Researching across millions of web artifacts uses a lot of tokens. To date, we've processed over 4 trillion LLM tokens. To handle this scale, we've invested in an evaluation loop that runs at maximum intelligence and depth first, then determines which agent tasks can use faster and cheaper models.

For example, a subagent might use a faster model to summarize a web page, sending only the relevant parts back to the main agent. This reduces cost and risk of hallucinations.

Unexpected: The cost of hosted "mini" or "lite" models is exponentially increasing year over year as the new models get smarter and providers phase out older models.

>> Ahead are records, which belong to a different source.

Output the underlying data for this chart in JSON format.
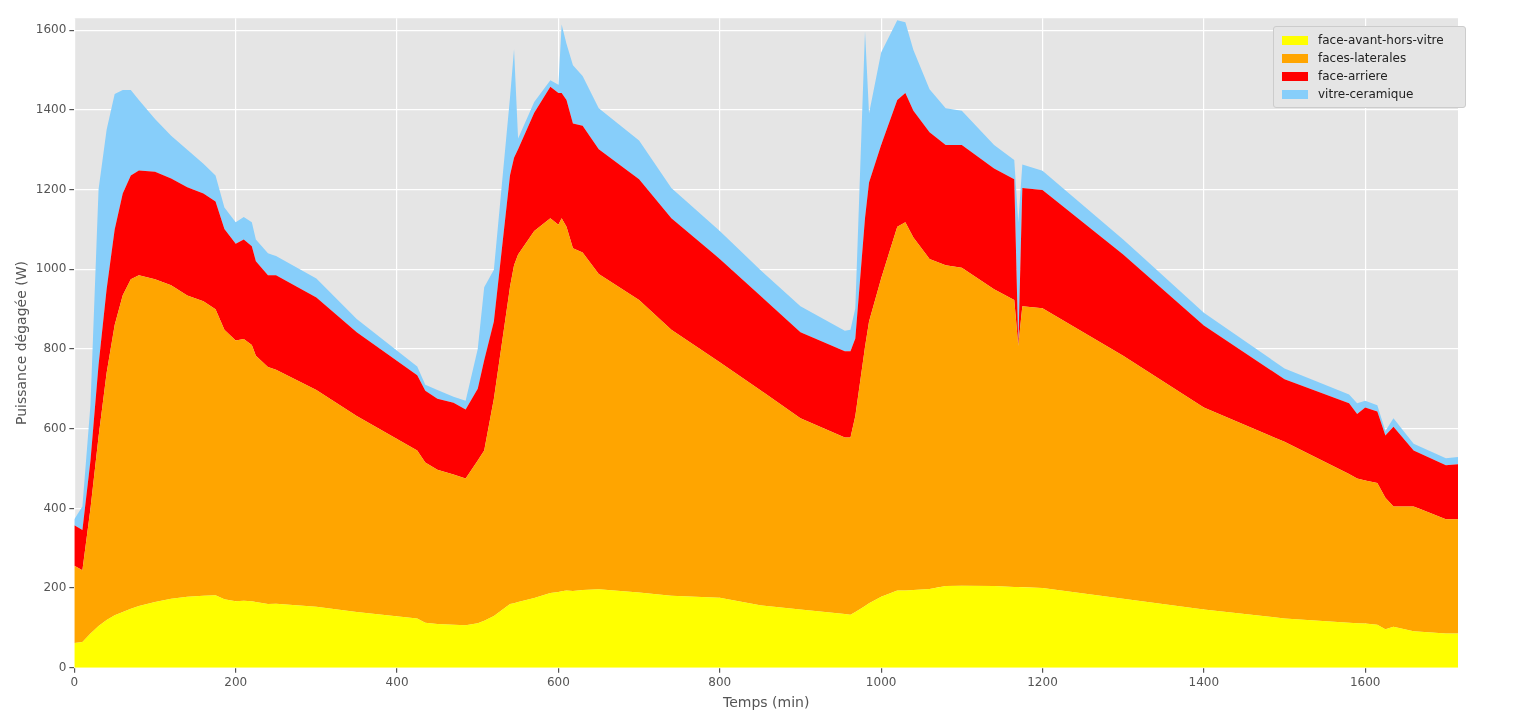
{
  "chart_data": {
    "type": "area",
    "stacked": true,
    "xlabel": "Temps (min)",
    "ylabel": "Puissance dégagée (W)",
    "x": [
      0,
      10,
      20,
      30,
      40,
      50,
      60,
      70,
      80,
      100,
      120,
      140,
      160,
      175,
      186,
      200,
      210,
      220,
      225,
      240,
      250,
      300,
      350,
      425,
      435,
      450,
      470,
      485,
      500,
      508,
      520,
      540,
      545,
      550,
      570,
      590,
      600,
      604,
      610,
      618,
      630,
      650,
      700,
      740,
      800,
      850,
      900,
      955,
      962,
      968,
      980,
      985,
      1000,
      1020,
      1030,
      1040,
      1060,
      1080,
      1100,
      1140,
      1165,
      1170,
      1175,
      1200,
      1300,
      1400,
      1500,
      1580,
      1590,
      1600,
      1615,
      1625,
      1635,
      1660,
      1700,
      1715
    ],
    "series": [
      {
        "name": "face-avant-hors-vitre",
        "color": "#ffff00",
        "values": [
          62,
          65,
          86,
          105,
          120,
          132,
          140,
          148,
          155,
          165,
          173,
          178,
          181,
          182,
          172,
          167,
          168,
          167,
          165,
          160,
          161,
          153,
          140,
          124,
          113,
          110,
          108,
          107,
          112,
          118,
          130,
          160,
          162,
          165,
          175,
          188,
          190,
          192,
          194,
          193,
          195,
          197,
          189,
          181,
          176,
          157,
          146,
          135,
          133,
          140,
          155,
          162,
          178,
          194,
          194,
          195,
          198,
          205,
          206,
          205,
          203,
          203,
          202,
          200,
          173,
          146,
          124,
          113,
          112,
          111,
          108,
          97,
          103,
          92,
          86,
          86
        ]
      },
      {
        "name": "faces-laterales",
        "color": "#ffa500",
        "values": [
          194,
          180,
          314,
          475,
          620,
          728,
          795,
          827,
          830,
          810,
          787,
          756,
          739,
          718,
          676,
          654,
          657,
          643,
          618,
          595,
          587,
          544,
          492,
          421,
          402,
          387,
          377,
          368,
          408,
          427,
          545,
          796,
          848,
          872,
          921,
          940,
          922,
          936,
          913,
          860,
          847,
          791,
          734,
          667,
          591,
          540,
          480,
          443,
          445,
          492,
          650,
          707,
          799,
          913,
          924,
          885,
          828,
          805,
          798,
          745,
          720,
          605,
          705,
          702,
          610,
          507,
          443,
          373,
          363,
          359,
          356,
          330,
          302,
          313,
          287,
          287
        ]
      },
      {
        "name": "face-arriere",
        "color": "#ff0000",
        "values": [
          102,
          101,
          120,
          180,
          210,
          240,
          255,
          260,
          263,
          270,
          268,
          272,
          270,
          270,
          253,
          243,
          250,
          248,
          237,
          230,
          237,
          232,
          210,
          189,
          180,
          178,
          180,
          173,
          180,
          227,
          194,
          280,
          270,
          264,
          297,
          330,
          330,
          314,
          318,
          313,
          318,
          313,
          303,
          280,
          259,
          237,
          216,
          216,
          216,
          194,
          323,
          349,
          335,
          318,
          324,
          318,
          318,
          302,
          308,
          303,
          303,
          0,
          297,
          297,
          254,
          206,
          157,
          178,
          162,
          183,
          179,
          156,
          200,
          140,
          135,
          138
        ]
      },
      {
        "name": "vitre-ceramique",
        "color": "#87cefa",
        "values": [
          15,
          59,
          140,
          440,
          400,
          340,
          260,
          215,
          177,
          132,
          107,
          94,
          75,
          65,
          54,
          54,
          56,
          60,
          55,
          55,
          48,
          48,
          33,
          22,
          15,
          22,
          15,
          22,
          100,
          183,
          130,
          195,
          272,
          27,
          27,
          16,
          21,
          172,
          141,
          146,
          125,
          103,
          97,
          76,
          70,
          65,
          65,
          52,
          54,
          76,
          470,
          173,
          232,
          200,
          178,
          152,
          108,
          92,
          86,
          59,
          48,
          310,
          59,
          48,
          38,
          32,
          27,
          22,
          27,
          17,
          16,
          11,
          21,
          17,
          18,
          18
        ]
      }
    ],
    "xlim": [
      0,
      1715
    ],
    "ylim": [
      0,
      1630
    ],
    "xticks": [
      0,
      200,
      400,
      600,
      800,
      1000,
      1200,
      1400,
      1600
    ],
    "yticks": [
      0,
      200,
      400,
      600,
      800,
      1000,
      1200,
      1400,
      1600
    ],
    "grid": true,
    "legend": "top right"
  }
}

Exponential increase in compute cost: The cost of hosted "mini" or "lite" models is drastically increasing year over year as the new models get smarter and providers phase out older models.

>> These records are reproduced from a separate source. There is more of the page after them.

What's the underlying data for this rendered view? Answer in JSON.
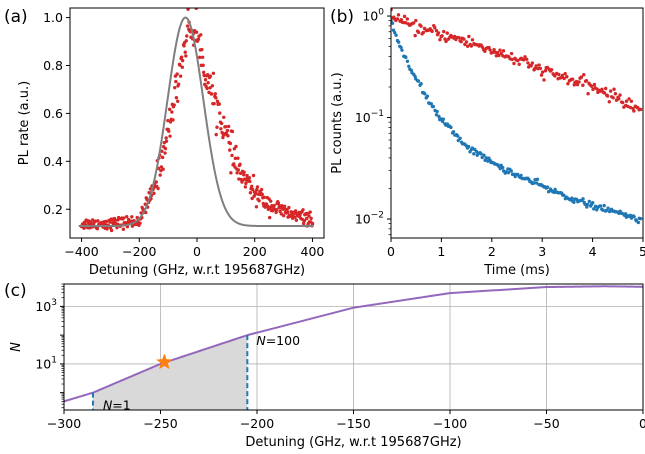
{
  "panel_labels": {
    "a": "(a)",
    "b": "(b)",
    "c": "(c)"
  },
  "colors": {
    "red": "#d62728",
    "blue": "#1f77b4",
    "gray": "#7f7f7f",
    "purple": "#9467bd",
    "star": "#ff7f0e",
    "shade": "#d9d9d9",
    "grid": "#b0b0b0"
  },
  "chart_data": [
    {
      "panel": "a",
      "type": "scatter",
      "xlabel": "Detuning (GHz, w.r.t 195687GHz)",
      "ylabel": "PL rate (a.u.)",
      "xlim": [
        -440,
        440
      ],
      "ylim": [
        0.08,
        1.04
      ],
      "xticks": [
        -400,
        -200,
        0,
        200,
        400
      ],
      "xtick_labels": [
        "−400",
        "−200",
        "0",
        "200",
        "400"
      ],
      "yticks": [
        0.2,
        0.4,
        0.6,
        0.8,
        1.0
      ],
      "ytick_labels": [
        "0.2",
        "0.4",
        "0.6",
        "0.8",
        "1.0"
      ],
      "grid": false,
      "series": [
        {
          "kind": "points",
          "color": "red",
          "x_range": [
            -400,
            400
          ],
          "n_points": 400,
          "x": [
            -400,
            -300,
            -200,
            -150,
            -100,
            -60,
            -30,
            0,
            20,
            40,
            60,
            80,
            100,
            130,
            160,
            200,
            250,
            300,
            350,
            400
          ],
          "y": [
            0.14,
            0.14,
            0.15,
            0.28,
            0.52,
            0.78,
            0.96,
            0.93,
            0.82,
            0.72,
            0.66,
            0.6,
            0.51,
            0.4,
            0.33,
            0.27,
            0.22,
            0.19,
            0.17,
            0.16
          ]
        },
        {
          "kind": "line",
          "color": "gray",
          "model": "gaussian",
          "center": -40,
          "sigma": 62,
          "amplitude": 0.87,
          "offset": 0.13
        }
      ]
    },
    {
      "panel": "b",
      "type": "scatter",
      "xlabel": "Time (ms)",
      "ylabel": "PL counts (a.u.)",
      "xlim": [
        0,
        5
      ],
      "ylim": [
        0.0065,
        1.2
      ],
      "yscale": "log",
      "xticks": [
        0,
        1,
        2,
        3,
        4,
        5
      ],
      "xtick_labels": [
        "0",
        "1",
        "2",
        "3",
        "4",
        "5"
      ],
      "yticks": [
        0.01,
        0.1,
        1
      ],
      "grid": false,
      "series": [
        {
          "kind": "points",
          "color": "red",
          "x_range": [
            0,
            4.95
          ],
          "n_points": 200,
          "x": [
            0,
            0.25,
            0.5,
            1,
            1.5,
            2,
            2.5,
            3,
            3.5,
            4,
            4.5,
            4.95
          ],
          "y": [
            1.0,
            0.85,
            0.76,
            0.66,
            0.56,
            0.46,
            0.37,
            0.29,
            0.24,
            0.2,
            0.155,
            0.12
          ]
        },
        {
          "kind": "points",
          "color": "blue",
          "x_range": [
            0,
            4.95
          ],
          "n_points": 200,
          "x": [
            0,
            0.25,
            0.5,
            0.75,
            1,
            1.5,
            2,
            2.5,
            3,
            3.5,
            4,
            4.5,
            4.95
          ],
          "y": [
            0.85,
            0.42,
            0.24,
            0.145,
            0.095,
            0.052,
            0.036,
            0.027,
            0.021,
            0.0165,
            0.0135,
            0.0115,
            0.0098
          ]
        }
      ]
    },
    {
      "panel": "c",
      "type": "line",
      "xlabel": "Detuning (GHz, w.r.t 195687GHz)",
      "ylabel": "N",
      "xlim": [
        -300,
        0
      ],
      "ylim": [
        0.25,
        6000
      ],
      "yscale": "log",
      "xticks": [
        -300,
        -250,
        -200,
        -150,
        -100,
        -50,
        0
      ],
      "xtick_labels": [
        "−300",
        "−250",
        "−200",
        "−150",
        "−100",
        "−50",
        "0"
      ],
      "yticks": [
        10,
        1000
      ],
      "grid": true,
      "series": [
        {
          "kind": "line",
          "color": "purple",
          "x": [
            -300,
            -285,
            -250,
            -205,
            -150,
            -100,
            -50,
            -20,
            0
          ],
          "y": [
            0.5,
            1,
            10,
            100,
            900,
            2900,
            4700,
            5000,
            4800
          ]
        }
      ],
      "shaded_region": {
        "x_from": -285,
        "x_to": -205
      },
      "markers": [
        {
          "x": -285,
          "label_italic": "N",
          "label_rest": "=1",
          "y": 1
        },
        {
          "x": -205,
          "label_italic": "N",
          "label_rest": "=100",
          "y": 100
        }
      ],
      "star": {
        "x": -248,
        "y": 11.5
      }
    }
  ]
}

We're constantly evaluating self-hosted and open source models to find the best balance of cost, accuracy, and speed.

Workflows -> Agent -> Harness

Our journey to build the Deep Research Agent followed a pattern we've seen across the industry: workflows -> agent -> harness.

Over time, as models become more capable of long-term trajectories and reasoning, more business logic is moved to the agent and less built into code.

Workflow to agent to harness: three side-by-side dark diagrams showing business logic moving from code into the model — a workflow runs fixed steps with schema and logic in code, an agent reasons and loops over predefined tools, and a harness is a sandboxed computer that writes and runs its own code

Workflows: A series of hard-coded, deterministic steps. Logic and operations are explicitly defined in code and followed by the agent, but the agent’s intelligence is not actively applied—steps are executed, not reasoned about.

Agents: Intelligent agents with access to a broad set of tools—web search, image analysis, API calls—and the ability to plan and reason. Agents make decisions, execute actions, and produce structured outputs defined in code.

Harnesses: A full computer environment with controlled access to tools (LLM, command line, storage, and networking). Harnesses actually have fewer tools at their disposal compared to agents. Instead, a harness can solve tasks by writing custom code, storing intermediate results, and deciding the output format at runtime.

Our system leverages the strengths of both agents and harnesses, investing in domain knowledge, tools, and flexible task execution for novel use cases.

What's next

We are continuing to push this architecture in three directions: better entity resolution, stronger country-specific evidence policies, and faster evaluation loops.

Deep research agents are powerful, but the broad version of the pattern only scratches the surface. For production location intelligence, the hard part is not browsing more pages. It is knowing which evidence is allowed to answer which question, accessing the right sources with location-speficic tools, and returning a structured result customers can trust.